Bij een overschrijding van een grenswaarde voert de ILT een oorzaakanalyse uit waarna de ILT een maatregel kan opleggen, met als doel het voorkomen van overschrijding van deze grenswaarden in het volgende gebruiksjaar. De maatregel wordt gericht tot de partij(en) die de maatregel ook daadwerkelijk kan (kunnen) uitvoeren. Indien de maatregel niet wordt nagekomen kan pas door de ILT een bestuurlijke sanctie (boete) worden opgelegd.
Het huidige handhavingsinstrumentarium bij overschrijding van de grenswaarden voor de geluidbelasting in de handhavingspunten is dus gericht op het voorkomen van een overschrijding in het daaropvolgende gebruiksjaar. Gedurende het lopende gebruiksjaar kan de ILT alleen signaleren en waarschuwen. Het is echter van belang dat de ILT reeds gedurende het gebruiksjaar kan ingrijpen bij dreigende overschrijding van grenswaarden zodat een overschrijding in het betreffende gebruiksjaar wordt voorkomen. Dat is met het huidige handhavingsinstrumentarium waarover de ILT beschikt niet mogelijk. Daarom wordt momenteel gewerkt aan de versterking van het handhavingsinstrumentarium van de ILT, waarmee de ILT Schiphol de verplichting op kan leggen om reeds gedurende het gebruiksjaar, bij een dreigende overschrijding van een grenswaarde of norm, de sector te verplichten een beheersplan te maken waarin wordt aangetoond op welke manier wordt voorkomen dat de dreigende overschrijding van de grenswaarden of norm daadwerkelijk plaatsvindt.

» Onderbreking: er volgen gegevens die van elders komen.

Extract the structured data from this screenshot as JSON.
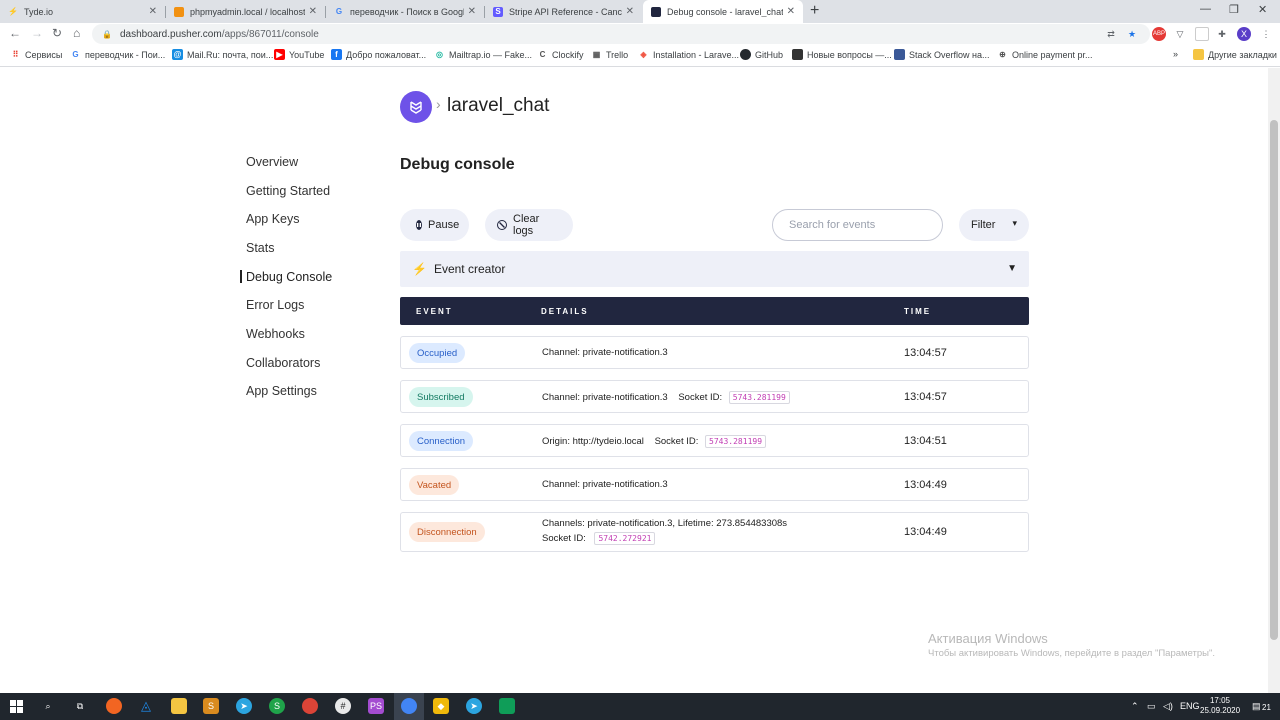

Er is geen aanleiding om de boetebedragen fors te verhogen, aangezien overschrijdingen van grenswaarden in handhavingspunten voor geluid sinds 2015 vrijwel allemaal kunnen worden verklaard uit het vliegen volgens het strikt preferentieel baangebruik van het NNHS en de ILT derhalve hierop niet handhaaft.
Vraag 17
Heeft Schiphol deze regels c.q. de voorwaarden van het (gedoog)vliegbeleid ook in 2024 geschonden? Indien u daarover nu nog geen informatie heeft, wanneer zult u de Kamer daarover dan informeren?
Antwoord 17
Zoals gebruikelijk wordt de Kamer over gebruiksjaar 2024 geïnformeerd in de komende handhavingsrapportage van de ILT, die in het eerste kwartaal aan de Kamer wordt gestuurd. Het beeld daarin zal zijn dat in gebruiksjaar 2024 de grenswaarden in 3 handhavingspunten voor geluid zijn overschreden. De baanpreferentieregels van het NNHS zijn in gebruiksjaar 2024 wel nageleefd. Hiermee is voldaan aan de voorwaarde voor het anticiperend handhaven.
Vraag 18
Zal de ILT, indien in 2024 ook sprake blijkt te zijn geweest van overtredingen door Schiphol, strafmaatregelen opleggen?
Antwoord 18
Zie het antwoord op vraag 17. Hiermee wordt voldaan aan de voorwaarde voor anticiperend handhaven en kan de ILT geen maatregel opleggen.
Vraag 19
Waarom precies heeft de ILT besloten geen (combinatie van) strafmaatregel(en) op te leggen tegen de overtreding(en) door Schiphol in 2023? Welke overwegingen hebben haar daartoe gebracht en is zij zelfstandig tot die uitkomst gekomen? Kunt u uw antwoord motiveren?
Antwoord 19
In 2023 is de grenswaarde bij handhavingspunt 25 bij Uithoorn met 19,1% overschreden. Omdat ook een van de baanpreferentieregels van het NNHS onvoldoende was nageleefd, ging de ILT er in eerste instantie vanuit dat zij handhavend kon optreden. Uit nader onderzoek naar de oorzaak van de overschrijding bij Uithoorn bleek echter dat slechts 0,1%-punt van de 19,1% overschrijding in het handhavingspunt niet kon worden verantwoord door het volgen van de baanpreferentieregels van het NNHS. De 19% resterende overschrijding bleek wel veroorzaakt te zijn door het volgen van de baanpreferentieregels van het NNHS. Omdat de ILT een aanwijzing van de Minister heeft om niet handhavend op te treden wanneer de overschrijding verklaarbaar is uit het vliegen volgens het NNHS, zag de ILT zich genoodzaakt om niet op te treden. De ILT is na onderzoek bij Schiphol en LVNL zelfstandig tot deze uitkomst gekomen.
Vraag 20
Heeft de ILT een van het (beleids)ministerie gescheiden eigen rol en verantwoordelijkheid op het terrein van toezicht, controle en handhaving en dient uw (beleids)Ministerie van I&W zich van interventie of beïnvloeding daarvan te onthouden? Zo ja, hoe is die eigen rol en verantwoordelijkheid vormgegeven en hoe wordt dit ten uitvoer gebracht?
Antwoord 20
Ja. De ILT is de onafhankelijk toezichthouder van het Ministerie van IenW.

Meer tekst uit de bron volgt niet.